Weis kept his choice of starting quarterback secret until game time, hoping that preparing for three quarterbacks would make it tough on Georgia Tech's defense. It didn't work. In fact, it almost looked as if Georgia Tech knew what was coming.
Gailey said the Yellow Jackets focused on stopping the run.
"We're going to blitz you. We don't care who you are," he said. "We thought the challenge was to stop the running game to see if they could throw the ball well enough to beat us."
Choice, the leading rusher in the Atlantic Coast Conference last season with 1,473 yards, rushed for more than 100 yards for an eighth straight game, breaking the school record set by Eddie Lee Ivery in 1978. He scored on a 22-yard run on a direct snap and set up his other 7-yard TD -- also on a direct snap -- with a 45-yard run.
"We just wanted to make a statement and come here to Notre Dame and let everybody know that Georgia Tech is going to be a team to reckon with this year," Choice said.
The only disappointment for Georgia Tech (1-0) was it was forced to settle for four field goals by Travis Bell, who had another one blocked. Jonathan Dwyer added a 7-yard TD run in the fourth quarter.
Taylor Bennett played solidly, completing 11-of-23 passes for 121 yards.
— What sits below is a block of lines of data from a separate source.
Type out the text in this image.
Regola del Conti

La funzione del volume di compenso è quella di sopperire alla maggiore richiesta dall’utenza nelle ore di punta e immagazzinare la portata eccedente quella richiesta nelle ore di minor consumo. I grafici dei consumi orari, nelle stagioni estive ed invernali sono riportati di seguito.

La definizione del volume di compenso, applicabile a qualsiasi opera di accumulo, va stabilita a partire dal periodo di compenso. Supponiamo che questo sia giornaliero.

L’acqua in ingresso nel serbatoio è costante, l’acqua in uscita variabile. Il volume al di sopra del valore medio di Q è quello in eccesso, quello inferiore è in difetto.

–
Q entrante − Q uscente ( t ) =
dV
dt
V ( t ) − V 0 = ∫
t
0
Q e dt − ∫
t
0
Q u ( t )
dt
"He did some really good things, and he missed some throws that I had seen him make 50 times in practice," Gailey said. "The great thing is, he didn't have to go play great today. He could play good and we could still win."
Georgia Tech had 386 yards total offense and held the Irish to 122 yards -- the fewest yards for Notre Dame since it had 109 yards in a 44-13 loss at USC in 2002. Jones, Sharpley and Clausen were a combined 15-for-22 for 122 yards. Clausen, the celebrated freshman, was 4-for-6 for 34 yards.
Notre Dame tried to come out and play smash-mouth football -- a stark departure from the aerial attack it used the past two seasons behind Quinn.
"We were going in there determined to try to run the ball, make sure we didn't have negative plays, to make sure we played close to the vest early and got used to the speed of the game with the number of people that were relatively inexperienced," Weis said. "And when it all played out, all of a sudden a couple of bad things could happen, you turn the ball over a couple of times, and they make a couple of big plays."
The Georgia Tech offense repeatedly took advantage of good field position. The only long scoring drive for the Yellow Jackets was a 13-play, 63-yard drive in the third quarter that started on their own 16 and ended in a 39-yard field goal.
Weis said he's not sure who the starter will be next week against Penn State, but said he will announce his decision by Tuesday.
"I have to wait to see how many of those errors are quarterback related and how many of them are protection related, how many of them are route related," he said. "There's a whole litany of problems right there that we have to fix."